There are 1 best solutions below

4
On BEST ANSWER

One possible reason for this is high linear correlation between $X_2$ and $X_3$. Here is an example:

set.seed(111)
x_1 = rnorm(100, 10, 3)
x_2 = rnorm(100, 10, 3)

y  = - x_1 + x_2 + rnorm(100, 0, 17)  

m1 = lm( y ~ x_1 + x_2 )

x_3 = x_2 + rnorm(100, 0, 1)

m2 = lm( y ~ x_1 + x_2 + x_3 )

m0 = lm( y ~ x_1 )

anova(m0, m1)

anova(m0, m2)

Another possible reason is if $X_3$ is independent of $X_1,$, $X_2$ and $Y$.

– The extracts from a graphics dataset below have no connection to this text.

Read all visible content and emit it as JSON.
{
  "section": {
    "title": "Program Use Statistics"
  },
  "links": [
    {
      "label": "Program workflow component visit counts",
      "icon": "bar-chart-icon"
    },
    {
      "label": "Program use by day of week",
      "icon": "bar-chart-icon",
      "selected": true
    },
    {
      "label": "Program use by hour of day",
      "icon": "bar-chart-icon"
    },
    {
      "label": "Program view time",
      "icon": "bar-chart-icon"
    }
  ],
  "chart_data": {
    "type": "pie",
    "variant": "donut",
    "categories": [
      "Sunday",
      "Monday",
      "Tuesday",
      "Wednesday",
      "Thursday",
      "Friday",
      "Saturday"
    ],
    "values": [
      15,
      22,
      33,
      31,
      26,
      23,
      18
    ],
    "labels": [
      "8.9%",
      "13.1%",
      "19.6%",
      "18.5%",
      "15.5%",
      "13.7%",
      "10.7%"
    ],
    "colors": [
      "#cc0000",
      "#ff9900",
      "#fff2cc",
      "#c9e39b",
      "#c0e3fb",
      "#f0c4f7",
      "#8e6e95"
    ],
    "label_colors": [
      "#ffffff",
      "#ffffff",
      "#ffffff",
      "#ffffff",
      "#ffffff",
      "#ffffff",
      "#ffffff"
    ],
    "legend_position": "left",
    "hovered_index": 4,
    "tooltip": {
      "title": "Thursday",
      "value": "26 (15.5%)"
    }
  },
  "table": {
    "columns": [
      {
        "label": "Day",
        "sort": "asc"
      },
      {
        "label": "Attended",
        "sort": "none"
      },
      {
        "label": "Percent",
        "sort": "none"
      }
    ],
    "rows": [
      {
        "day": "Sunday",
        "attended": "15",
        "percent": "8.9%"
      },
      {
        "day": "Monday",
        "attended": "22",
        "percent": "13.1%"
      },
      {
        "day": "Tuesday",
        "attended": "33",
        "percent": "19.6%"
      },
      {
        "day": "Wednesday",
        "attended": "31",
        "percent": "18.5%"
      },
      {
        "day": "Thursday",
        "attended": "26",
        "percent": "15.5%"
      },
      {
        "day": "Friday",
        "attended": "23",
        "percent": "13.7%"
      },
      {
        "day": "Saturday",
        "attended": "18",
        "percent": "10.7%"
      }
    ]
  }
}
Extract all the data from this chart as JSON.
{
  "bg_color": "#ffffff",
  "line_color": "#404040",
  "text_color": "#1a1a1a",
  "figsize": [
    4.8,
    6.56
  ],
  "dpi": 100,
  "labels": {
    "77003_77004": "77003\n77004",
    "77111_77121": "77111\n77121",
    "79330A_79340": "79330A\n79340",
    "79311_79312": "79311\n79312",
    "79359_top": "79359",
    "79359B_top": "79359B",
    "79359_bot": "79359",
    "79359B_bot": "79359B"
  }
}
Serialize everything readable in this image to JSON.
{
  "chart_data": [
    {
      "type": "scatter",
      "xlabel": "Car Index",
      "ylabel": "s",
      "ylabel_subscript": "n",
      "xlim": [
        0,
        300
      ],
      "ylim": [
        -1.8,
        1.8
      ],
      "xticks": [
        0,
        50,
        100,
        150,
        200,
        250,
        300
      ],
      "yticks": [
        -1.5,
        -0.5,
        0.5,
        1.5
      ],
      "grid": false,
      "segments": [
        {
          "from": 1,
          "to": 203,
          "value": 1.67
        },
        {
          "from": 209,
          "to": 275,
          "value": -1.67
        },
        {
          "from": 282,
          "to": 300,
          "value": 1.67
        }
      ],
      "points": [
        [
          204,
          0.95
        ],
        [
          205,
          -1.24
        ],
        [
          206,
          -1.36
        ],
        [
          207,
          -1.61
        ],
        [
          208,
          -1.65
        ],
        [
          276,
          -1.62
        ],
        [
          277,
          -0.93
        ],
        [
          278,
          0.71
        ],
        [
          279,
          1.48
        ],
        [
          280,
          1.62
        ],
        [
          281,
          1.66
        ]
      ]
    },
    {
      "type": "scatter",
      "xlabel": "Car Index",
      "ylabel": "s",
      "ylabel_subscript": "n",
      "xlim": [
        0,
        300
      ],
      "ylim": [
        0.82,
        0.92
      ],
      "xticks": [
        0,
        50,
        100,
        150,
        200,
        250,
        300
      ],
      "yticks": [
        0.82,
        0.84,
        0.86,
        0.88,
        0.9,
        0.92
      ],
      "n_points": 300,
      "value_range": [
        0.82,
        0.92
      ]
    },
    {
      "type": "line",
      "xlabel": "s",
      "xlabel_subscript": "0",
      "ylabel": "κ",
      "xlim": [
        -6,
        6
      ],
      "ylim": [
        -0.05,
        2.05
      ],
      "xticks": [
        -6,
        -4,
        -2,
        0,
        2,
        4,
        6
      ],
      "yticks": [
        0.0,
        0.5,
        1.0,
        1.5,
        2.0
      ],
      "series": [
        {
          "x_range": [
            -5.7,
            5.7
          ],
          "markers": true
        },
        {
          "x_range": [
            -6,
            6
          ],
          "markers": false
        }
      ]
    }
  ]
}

Recall the form of the partial F test $$ F_{stat} = \frac{( SSRes(R) - SSRes(F) )/ r }{ MSE(F) }. $$ Denote the model with $X_1$ and $X_2$ by $F_1$ and the model with $X_1$, $X_2$ and $X_3$ by $F_2$ and the model with only $X_1$ by $R$. If $X_2$ is highly colinear with $X_3$ (or $X_3$ is independent of $X_1$ and $X_2$ and $Y$), then although $$ ( SSRes(R) - SSRes(F_2) ) > ( SSRes(R) - SSRes(F_1) ), $$ it may happen that $$ ( SSRes(R) - SSRes(F_2) ) / 3 < ( SSRes(R) - SSRes(F_1) ) /2, $$ while $MSE(F_2) > MSE(F_1)$, hence the partial $F_{stat}$ statistic for the first test may-be significant, while for the second insignificant. In other words, the F statistic is not monotonically increasing function of the number of variables, hence a highly colinear or independent variable that adds nothing but noise - may reduce the calculated F statistic, hence elevate the p.value.